While shooting, you should also consider giving your sensor a ‘cool-down’ time anywhere between 1 and 5 minutes after each exposure. The longer the sensor is active, the more heat builds up, which raises the noise level exponentially. On a cold, dry night, the sensor might not heat up as quickly as it would on a humid summer evening, but regardless, allow a few minutes between each exposure to bring down the level of noise in the sensor.

White balance is almost always best adjusted in post-production. However, it doesn’t hurt to get it as dialled in as possible before we start shooting. Some photographers choose to leave it set to AWB (Automatic), while others prefer Tungsten, which creates a deep blue tone across the sky. While everyone has their own preference, I recommend setting the camera to the custom white balance setting before choosing 3,800k in the camera menu. This will give your images a pleasing celestial blue tone without losing some of the deep-red tones present in most celestial bodies.

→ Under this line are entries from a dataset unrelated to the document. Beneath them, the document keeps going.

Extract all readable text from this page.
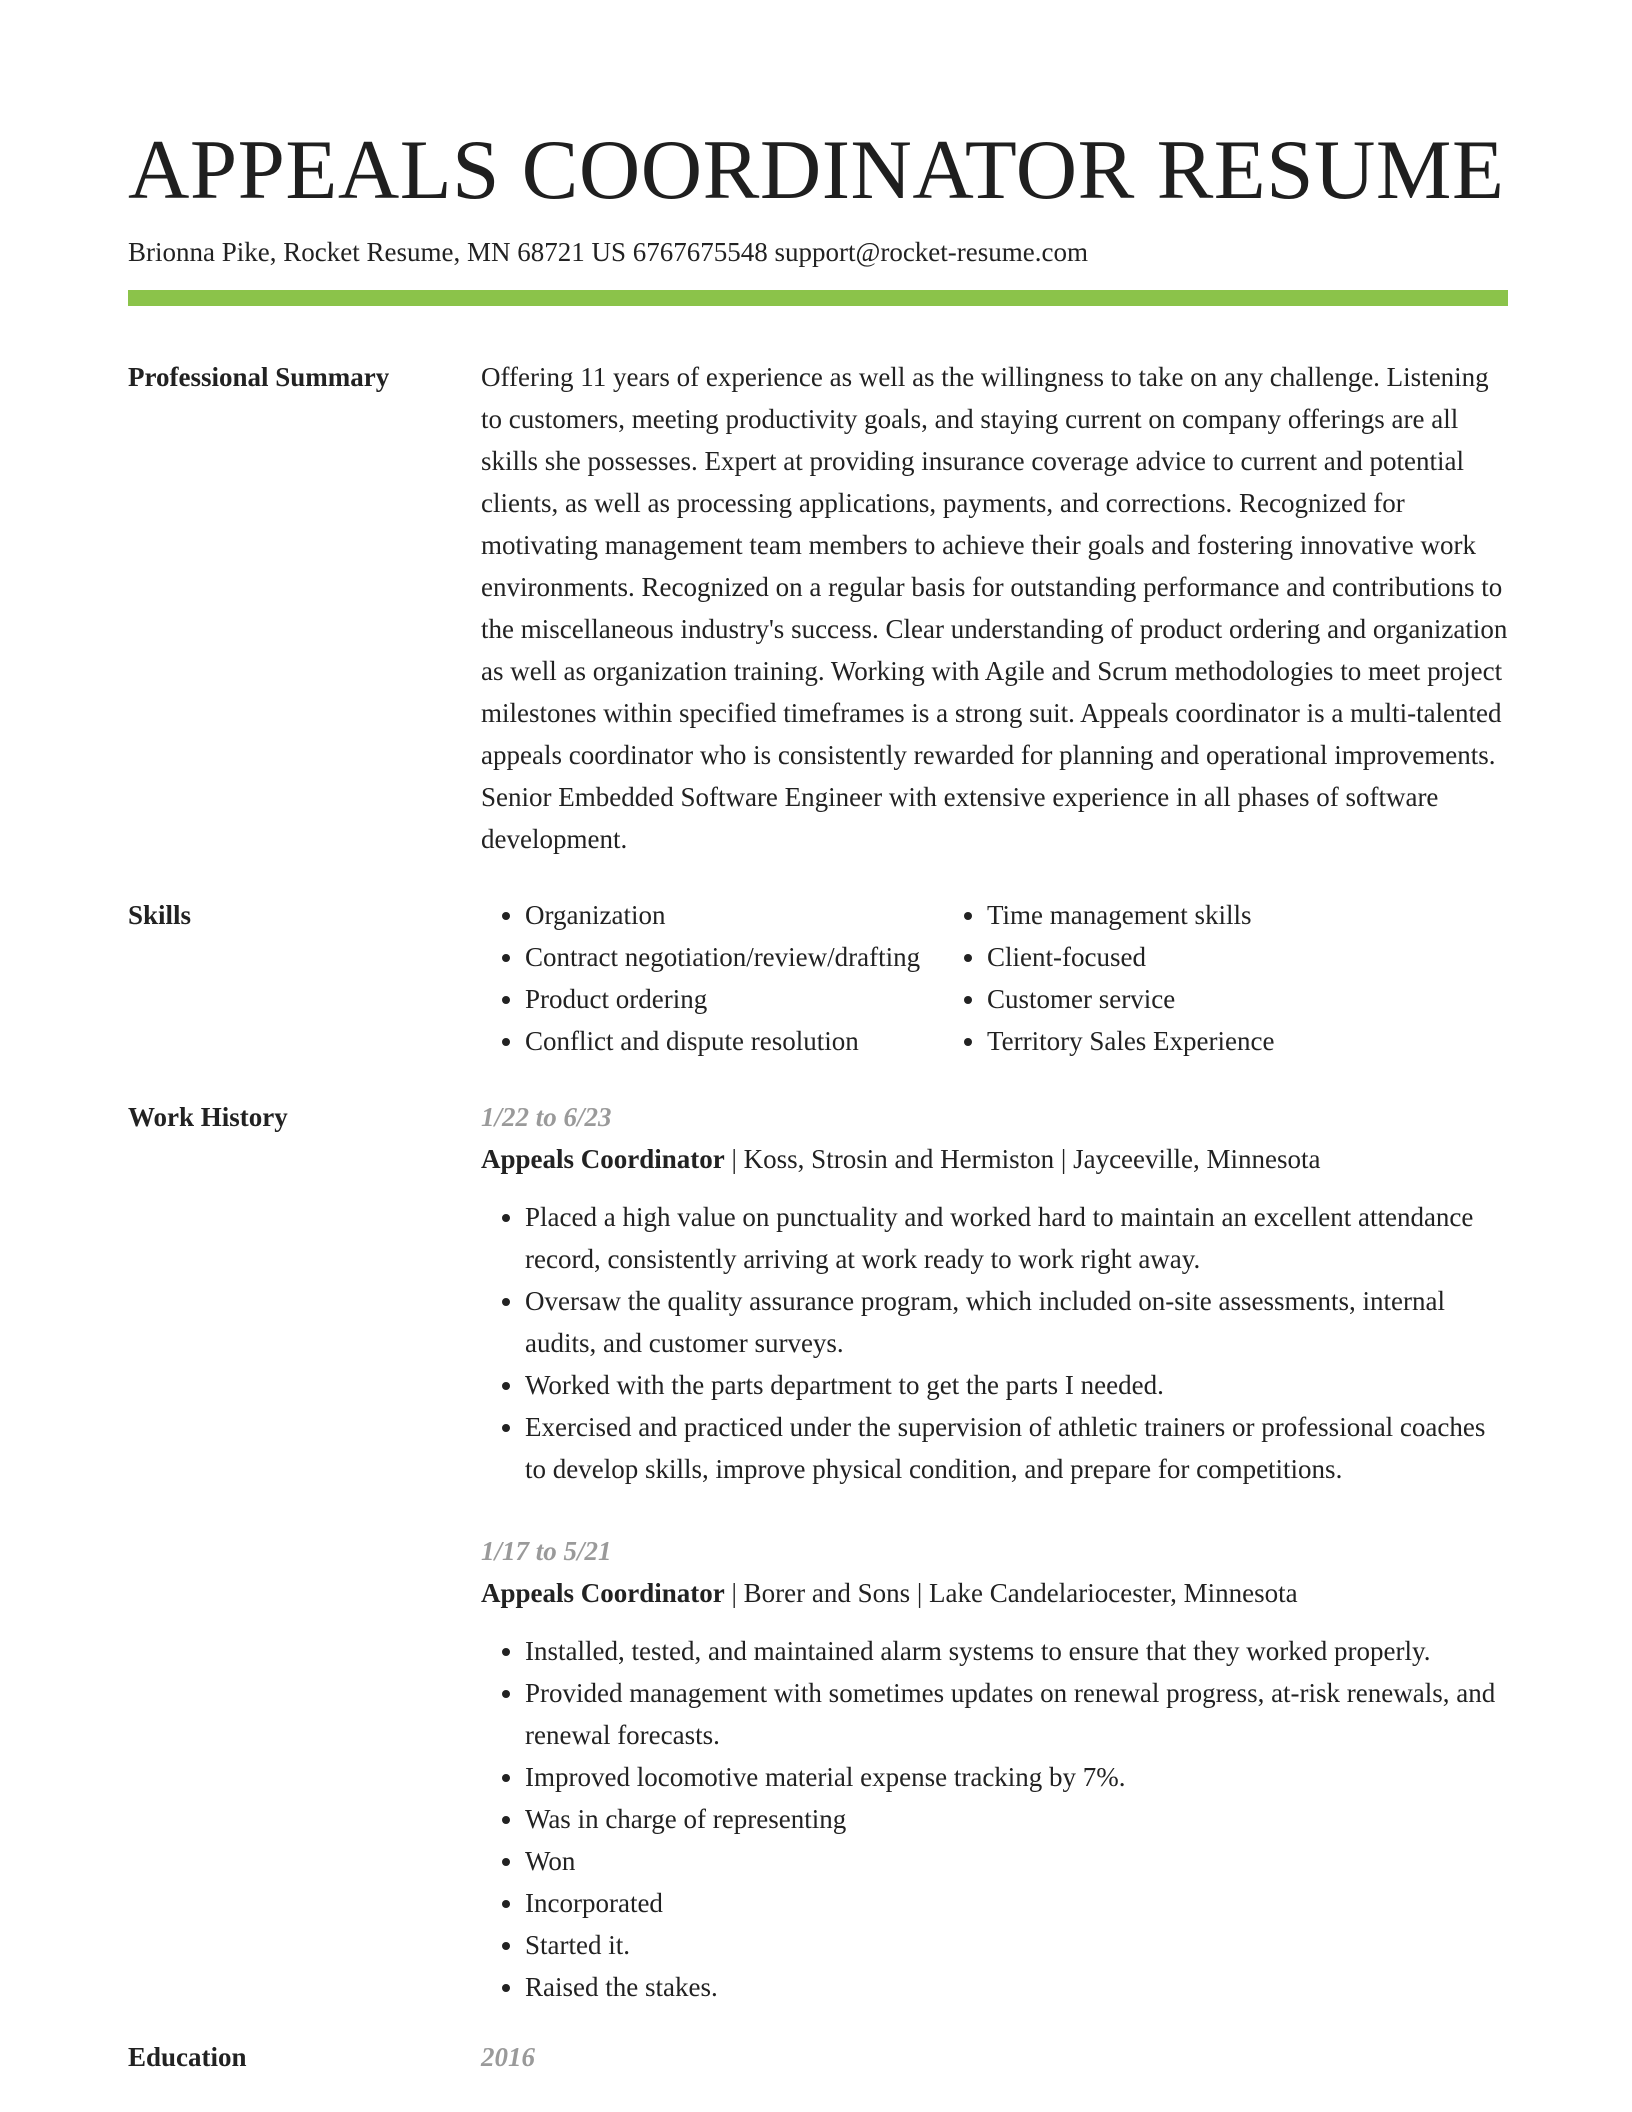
APPEALS COORDINATOR RESUME
Brionna Pike, Rocket Resume, MN 68721 US 6767675548 support@rocket-resume.com
Professional Summary	Offering 11 years of experience as well as the willingness to take on any challenge. Listening to customers, meeting productivity goals, and staying current on company offerings are all skills she possesses. Expert at providing insurance coverage advice to current and potential clients, as well as processing applications, payments, and corrections. Recognized for motivating management team members to achieve their goals and fostering innovative work environments. Recognized on a regular basis for outstanding performance and contributions to the miscellaneous industry's success. Clear understanding of product ordering and organization as well as organization training. Working with Agile and Scrum methodologies to meet project milestones within specified timeframes is a strong suit. Appeals coordinator is a multi-talented appeals coordinator who is consistently rewarded for planning and operational improvements. Senior Embedded Software Engineer with extensive experience in all phases of software development.
Skills
•	Organization
• Contract negotiation/review/drafting
• Product ordering
• Conflict and dispute resolution
• Time management skills
• Client-focused
• Customer service
• Territory Sales Experience
Work History	1/22 to 6/23
Appeals Coordinator | Koss, Strosin and Hermiston | Jayceeville, Minnesota
• Placed a high value on punctuality and worked hard to maintain an excellent attendance record, consistently arriving at work ready to work right away.
• Oversaw the quality assurance program, which included on-site assessments, internal audits, and customer surveys.
• Worked with the parts department to get the parts I needed.
• Exercised and practiced under the supervision of athletic trainers or professional coaches to develop skills, improve physical condition, and prepare for competitions.
1/17 to 5/21
Appeals Coordinator | Borer and Sons | Lake Candelariocester, Minnesota
• Installed, tested, and maintained alarm systems to ensure that they worked properly.
• Provided management with sometimes updates on renewal progress, at-risk renewals, and renewal forecasts.
• Improved locomotive material expense tracking by 7%.
• Was in charge of representing
• Won
• Incorporated
• Started it.
• Raised the stakes.
Education	2016
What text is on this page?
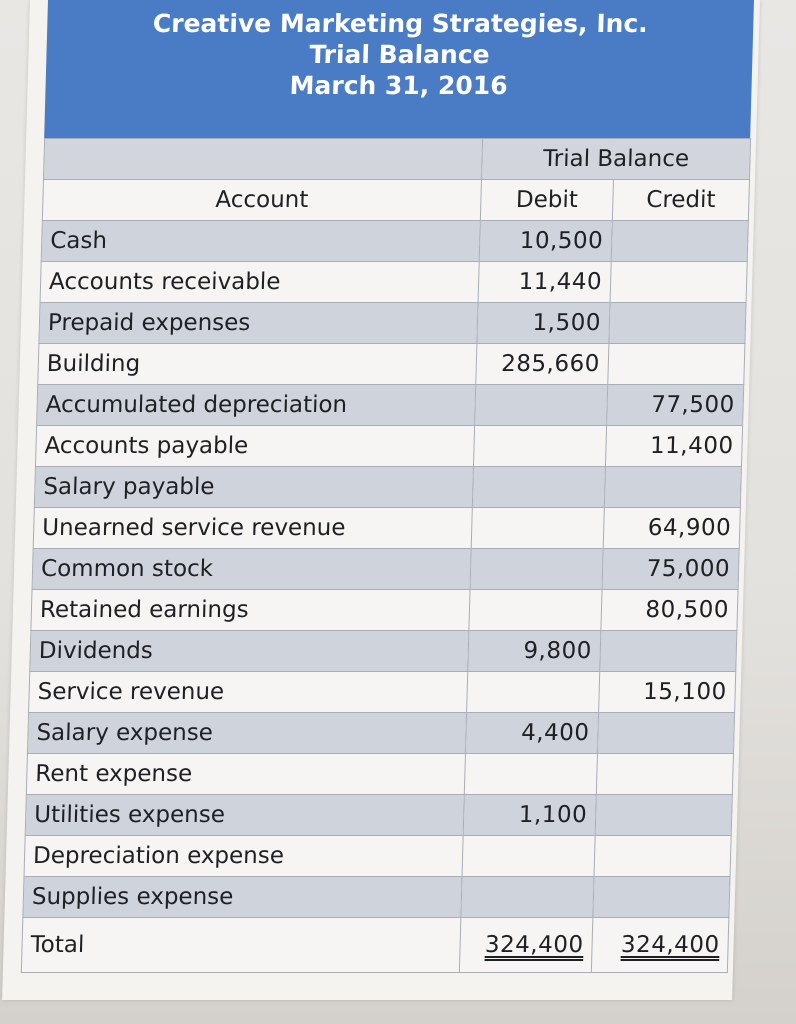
Creative Marketing Strategies, Inc.
Trial Balance
March 31, 2016
	Trial Balance	
Account	Debit	Credit
Cash	10,500	
Accounts receivable	11,440	
Prepaid expenses	1,500	
Building	285,660	
Accumulated depreciation		77,500
Accounts payable		11,400
Salary payable		
Unearned service revenue		64,900
Common stock		75,000
Retained earnings		80,500
Dividends	9,800	
Service revenue		15,100
Salary expense	4,400	
Rent expense		
Utilities expense	1,100	
Depreciation expense		
Supplies expense		
Total	324,400	324,400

Some DSLRs also have built in ‘Long-Exposure Noise Reduction’, which is perfect for those who dislike spending much time in Photoshop with their images. Early cameras would fire a dark frame after each long exposure, and subtract the noise in it from the intended photo. The process was lengthy, so manufacturers worked some basic noise reduction into the image processing. Noise reduction does have a reputation for softening details in your mid-tones, and is especially apparent when the file is zoomed in 100% or printed. To help confront this issue, newer Canon models have 3 levels of noise reduction: low, standard and high. My advice? Play around with them if you don’t intend to crop or print these images, but if you enjoy post-processing, I’d recommend sticking to Photoshop for noise reduction.